Size of the Diamond:
Finally the last thing to consider is the size of the diamond. The individual’s diamond sizes are specified in mesh ranges like 25-35 or 50-60. The higher the numbers the finer the individual particles. In practical application finer diamond is used for critically-hard material like Chert or Quartz while the larger more coarse diamond is used for soft materials like asphalt and soft red clay bricks.
b. Bonding System (Wears)
The bond is a mixture of metal powders used in various combinations to achieve specific wear rates. A correctly-formulated bond holds the diamond in place, just long enough to get maximum use from the diamond points before releasing the stone and exposing the next layer of diamond.
The wear rate for the segment can be simplified to the ability of a metal to resist wear from abrasion. Metals with low abrasion resistance like bronze are considered soft. The soft bonds are mostly made up of soft metals like Bronze and are common when cutting very hard less abrasive material like porcelain. The hard bonds are mostly made up of hard metals like Tungsten Carbide and are common when cutting very soft abrasive materials like asphalt or freshly poured concrete.
The best way to remember bond-to-material application is “opposites attract” - hard bonds for soft abrasive materials while soft bonds are used for hard less abrasive materials. In some extreme cases, it is possible to simply judge the hardness of the blade by noticing the color of the segment. Because soft blades contain a majority of Bronze, the soft blades for extremely hard materials will have a yellow tint to the segment.
How do diamond blades work?
Diamond blades don’t cut, they grind! The exposed diamond crystals do the grinding work. The metal matrix or bond holds the diamonds in place. Trailing behind each exposed diamond is a “bond tail” which helps to support the diamond. As the blade rotates through the material the exposed surface of the diamonds grind the material being cut into a fine powder.

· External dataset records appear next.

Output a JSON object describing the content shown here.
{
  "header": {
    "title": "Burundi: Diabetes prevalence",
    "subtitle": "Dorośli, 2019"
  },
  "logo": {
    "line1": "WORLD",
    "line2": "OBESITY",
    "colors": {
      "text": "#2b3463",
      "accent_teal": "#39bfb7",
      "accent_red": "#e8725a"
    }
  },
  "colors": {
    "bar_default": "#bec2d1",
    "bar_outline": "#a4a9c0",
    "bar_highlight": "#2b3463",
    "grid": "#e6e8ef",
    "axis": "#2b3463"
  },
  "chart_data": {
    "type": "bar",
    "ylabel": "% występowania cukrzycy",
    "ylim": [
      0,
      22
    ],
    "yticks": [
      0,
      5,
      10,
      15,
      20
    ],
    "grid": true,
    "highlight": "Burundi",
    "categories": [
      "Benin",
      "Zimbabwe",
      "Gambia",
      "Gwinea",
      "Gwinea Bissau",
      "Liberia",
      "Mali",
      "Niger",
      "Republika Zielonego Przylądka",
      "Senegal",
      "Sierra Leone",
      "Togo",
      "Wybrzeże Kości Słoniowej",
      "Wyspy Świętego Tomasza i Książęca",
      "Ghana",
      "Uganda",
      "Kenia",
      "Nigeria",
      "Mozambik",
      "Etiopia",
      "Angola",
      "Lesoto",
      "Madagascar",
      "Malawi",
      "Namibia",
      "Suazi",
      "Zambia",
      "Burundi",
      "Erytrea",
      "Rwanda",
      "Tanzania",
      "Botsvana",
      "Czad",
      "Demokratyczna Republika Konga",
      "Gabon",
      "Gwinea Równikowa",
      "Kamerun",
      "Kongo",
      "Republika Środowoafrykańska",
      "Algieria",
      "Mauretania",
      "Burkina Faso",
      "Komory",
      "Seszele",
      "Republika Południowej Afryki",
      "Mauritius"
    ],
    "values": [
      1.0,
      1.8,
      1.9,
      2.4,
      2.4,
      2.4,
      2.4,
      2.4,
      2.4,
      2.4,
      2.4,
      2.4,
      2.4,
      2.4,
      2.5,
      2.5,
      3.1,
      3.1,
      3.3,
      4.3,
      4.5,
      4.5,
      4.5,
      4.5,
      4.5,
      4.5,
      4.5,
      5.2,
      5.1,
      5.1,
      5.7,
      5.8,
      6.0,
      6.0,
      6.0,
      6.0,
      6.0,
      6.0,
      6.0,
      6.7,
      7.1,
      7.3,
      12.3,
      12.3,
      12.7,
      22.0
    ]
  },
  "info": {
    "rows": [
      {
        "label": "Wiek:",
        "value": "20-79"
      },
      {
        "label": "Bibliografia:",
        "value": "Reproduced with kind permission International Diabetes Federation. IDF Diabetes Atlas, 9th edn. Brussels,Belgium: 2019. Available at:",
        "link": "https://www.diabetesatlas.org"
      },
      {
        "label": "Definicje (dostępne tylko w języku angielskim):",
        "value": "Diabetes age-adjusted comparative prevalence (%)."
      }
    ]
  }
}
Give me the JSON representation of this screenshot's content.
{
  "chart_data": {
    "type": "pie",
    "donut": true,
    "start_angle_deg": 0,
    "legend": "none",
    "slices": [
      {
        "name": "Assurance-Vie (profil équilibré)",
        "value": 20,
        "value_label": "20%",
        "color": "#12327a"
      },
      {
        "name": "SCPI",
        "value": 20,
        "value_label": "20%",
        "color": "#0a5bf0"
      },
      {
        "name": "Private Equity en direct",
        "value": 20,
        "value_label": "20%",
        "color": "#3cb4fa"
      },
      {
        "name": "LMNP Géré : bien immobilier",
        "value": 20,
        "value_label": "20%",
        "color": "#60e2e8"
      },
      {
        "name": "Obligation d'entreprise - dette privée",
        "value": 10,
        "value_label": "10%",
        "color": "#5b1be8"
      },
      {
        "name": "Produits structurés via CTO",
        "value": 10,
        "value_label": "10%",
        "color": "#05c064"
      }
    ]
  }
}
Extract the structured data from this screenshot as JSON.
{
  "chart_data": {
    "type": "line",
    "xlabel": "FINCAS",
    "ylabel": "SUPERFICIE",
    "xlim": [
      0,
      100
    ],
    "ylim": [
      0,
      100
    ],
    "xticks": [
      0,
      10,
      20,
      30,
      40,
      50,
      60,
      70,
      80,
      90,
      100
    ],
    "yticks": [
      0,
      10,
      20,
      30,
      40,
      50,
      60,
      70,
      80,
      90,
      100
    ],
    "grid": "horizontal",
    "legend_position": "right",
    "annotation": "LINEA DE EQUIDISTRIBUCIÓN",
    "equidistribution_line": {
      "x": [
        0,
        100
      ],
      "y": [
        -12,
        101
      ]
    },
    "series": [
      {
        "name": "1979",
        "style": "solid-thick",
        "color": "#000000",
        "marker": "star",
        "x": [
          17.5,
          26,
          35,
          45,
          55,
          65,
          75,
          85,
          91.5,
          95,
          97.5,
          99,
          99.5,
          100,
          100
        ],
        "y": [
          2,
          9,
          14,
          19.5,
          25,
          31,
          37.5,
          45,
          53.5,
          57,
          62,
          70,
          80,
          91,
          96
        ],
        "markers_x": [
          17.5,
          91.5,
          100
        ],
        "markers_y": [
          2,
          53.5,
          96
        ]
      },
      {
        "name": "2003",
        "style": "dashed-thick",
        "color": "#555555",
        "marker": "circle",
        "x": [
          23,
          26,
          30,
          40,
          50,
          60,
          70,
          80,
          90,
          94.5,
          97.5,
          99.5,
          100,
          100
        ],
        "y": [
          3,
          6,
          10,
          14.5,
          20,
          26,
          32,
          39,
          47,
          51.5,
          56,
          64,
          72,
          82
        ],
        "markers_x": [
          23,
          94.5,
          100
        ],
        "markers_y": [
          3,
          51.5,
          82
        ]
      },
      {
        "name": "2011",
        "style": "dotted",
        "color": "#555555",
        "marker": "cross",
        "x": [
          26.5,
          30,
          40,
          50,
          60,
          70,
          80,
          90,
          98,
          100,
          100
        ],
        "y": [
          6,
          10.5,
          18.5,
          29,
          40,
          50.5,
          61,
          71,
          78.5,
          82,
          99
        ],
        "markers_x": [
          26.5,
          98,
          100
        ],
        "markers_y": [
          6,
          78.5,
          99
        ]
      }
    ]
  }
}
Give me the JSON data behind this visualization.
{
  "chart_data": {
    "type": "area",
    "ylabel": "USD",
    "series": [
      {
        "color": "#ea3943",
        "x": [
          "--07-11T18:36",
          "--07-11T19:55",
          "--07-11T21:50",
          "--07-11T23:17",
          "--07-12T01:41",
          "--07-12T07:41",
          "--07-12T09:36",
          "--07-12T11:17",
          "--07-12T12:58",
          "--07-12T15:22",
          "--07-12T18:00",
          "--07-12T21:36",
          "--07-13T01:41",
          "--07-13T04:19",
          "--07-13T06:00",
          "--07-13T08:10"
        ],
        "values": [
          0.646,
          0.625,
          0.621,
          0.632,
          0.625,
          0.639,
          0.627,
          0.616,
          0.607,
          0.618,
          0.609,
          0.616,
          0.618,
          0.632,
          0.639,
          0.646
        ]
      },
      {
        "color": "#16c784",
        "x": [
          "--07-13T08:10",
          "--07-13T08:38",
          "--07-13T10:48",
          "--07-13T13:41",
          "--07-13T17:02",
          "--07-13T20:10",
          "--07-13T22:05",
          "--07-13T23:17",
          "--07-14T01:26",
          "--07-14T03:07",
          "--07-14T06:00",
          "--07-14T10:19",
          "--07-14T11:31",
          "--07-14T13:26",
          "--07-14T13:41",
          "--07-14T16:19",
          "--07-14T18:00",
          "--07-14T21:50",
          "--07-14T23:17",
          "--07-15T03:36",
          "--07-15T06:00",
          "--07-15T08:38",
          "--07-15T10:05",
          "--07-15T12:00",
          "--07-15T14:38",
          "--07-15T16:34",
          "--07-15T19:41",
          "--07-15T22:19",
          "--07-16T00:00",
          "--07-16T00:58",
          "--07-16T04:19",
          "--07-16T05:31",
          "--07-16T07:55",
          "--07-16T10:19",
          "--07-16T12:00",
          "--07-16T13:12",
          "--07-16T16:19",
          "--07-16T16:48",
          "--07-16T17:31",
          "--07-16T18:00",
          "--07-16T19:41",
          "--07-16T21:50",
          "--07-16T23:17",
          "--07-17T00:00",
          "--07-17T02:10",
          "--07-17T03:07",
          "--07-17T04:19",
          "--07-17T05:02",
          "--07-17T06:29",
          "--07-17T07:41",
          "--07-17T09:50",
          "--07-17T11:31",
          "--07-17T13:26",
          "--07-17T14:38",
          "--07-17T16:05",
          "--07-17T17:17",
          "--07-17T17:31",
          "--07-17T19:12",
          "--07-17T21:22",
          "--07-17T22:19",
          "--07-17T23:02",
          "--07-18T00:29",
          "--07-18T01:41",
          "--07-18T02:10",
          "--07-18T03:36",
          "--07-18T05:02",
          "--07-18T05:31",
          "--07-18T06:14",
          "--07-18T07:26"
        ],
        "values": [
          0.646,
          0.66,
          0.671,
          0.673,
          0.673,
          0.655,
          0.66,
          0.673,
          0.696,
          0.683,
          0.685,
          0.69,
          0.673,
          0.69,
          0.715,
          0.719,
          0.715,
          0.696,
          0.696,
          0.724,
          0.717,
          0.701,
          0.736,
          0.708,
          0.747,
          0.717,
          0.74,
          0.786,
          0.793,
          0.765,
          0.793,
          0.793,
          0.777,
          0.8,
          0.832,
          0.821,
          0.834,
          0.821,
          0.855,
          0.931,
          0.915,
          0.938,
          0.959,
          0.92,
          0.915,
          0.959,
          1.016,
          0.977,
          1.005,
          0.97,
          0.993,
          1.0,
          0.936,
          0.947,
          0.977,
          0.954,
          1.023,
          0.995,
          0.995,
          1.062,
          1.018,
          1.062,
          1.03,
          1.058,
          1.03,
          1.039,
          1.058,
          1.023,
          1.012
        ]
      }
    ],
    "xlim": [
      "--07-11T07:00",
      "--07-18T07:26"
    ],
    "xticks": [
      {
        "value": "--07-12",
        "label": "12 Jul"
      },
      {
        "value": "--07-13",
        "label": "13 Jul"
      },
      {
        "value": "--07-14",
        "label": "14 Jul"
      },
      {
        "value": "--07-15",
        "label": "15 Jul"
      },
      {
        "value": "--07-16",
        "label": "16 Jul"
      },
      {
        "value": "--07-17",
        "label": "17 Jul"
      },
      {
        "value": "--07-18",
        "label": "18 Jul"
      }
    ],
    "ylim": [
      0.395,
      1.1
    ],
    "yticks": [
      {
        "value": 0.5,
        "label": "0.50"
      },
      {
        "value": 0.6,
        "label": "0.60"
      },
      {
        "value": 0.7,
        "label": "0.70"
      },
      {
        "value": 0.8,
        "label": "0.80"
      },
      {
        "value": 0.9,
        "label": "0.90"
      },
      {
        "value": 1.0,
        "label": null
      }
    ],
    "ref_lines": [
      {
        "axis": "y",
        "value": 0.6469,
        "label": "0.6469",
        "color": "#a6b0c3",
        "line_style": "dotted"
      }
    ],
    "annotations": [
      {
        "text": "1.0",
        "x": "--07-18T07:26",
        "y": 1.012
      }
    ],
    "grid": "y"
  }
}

After several thousand passes through the material being cut, the exposed diamonds begin to crack and fracture. The matrix holding the diamond also begins to wear away.
Eventually the diamond completely breaks up and its fragments are swept away with the material that it is grinding.
As the diamond wears and fractures, controlled erosion of the metal bond containing the diamond exposes new sharp diamond points. This cycle of erosion and exposure continues until all of the diamond and metal bond section of the segment is gone. Once the cutting section is consumed the blade will no longer grind letting the operator know it is time for a new blade.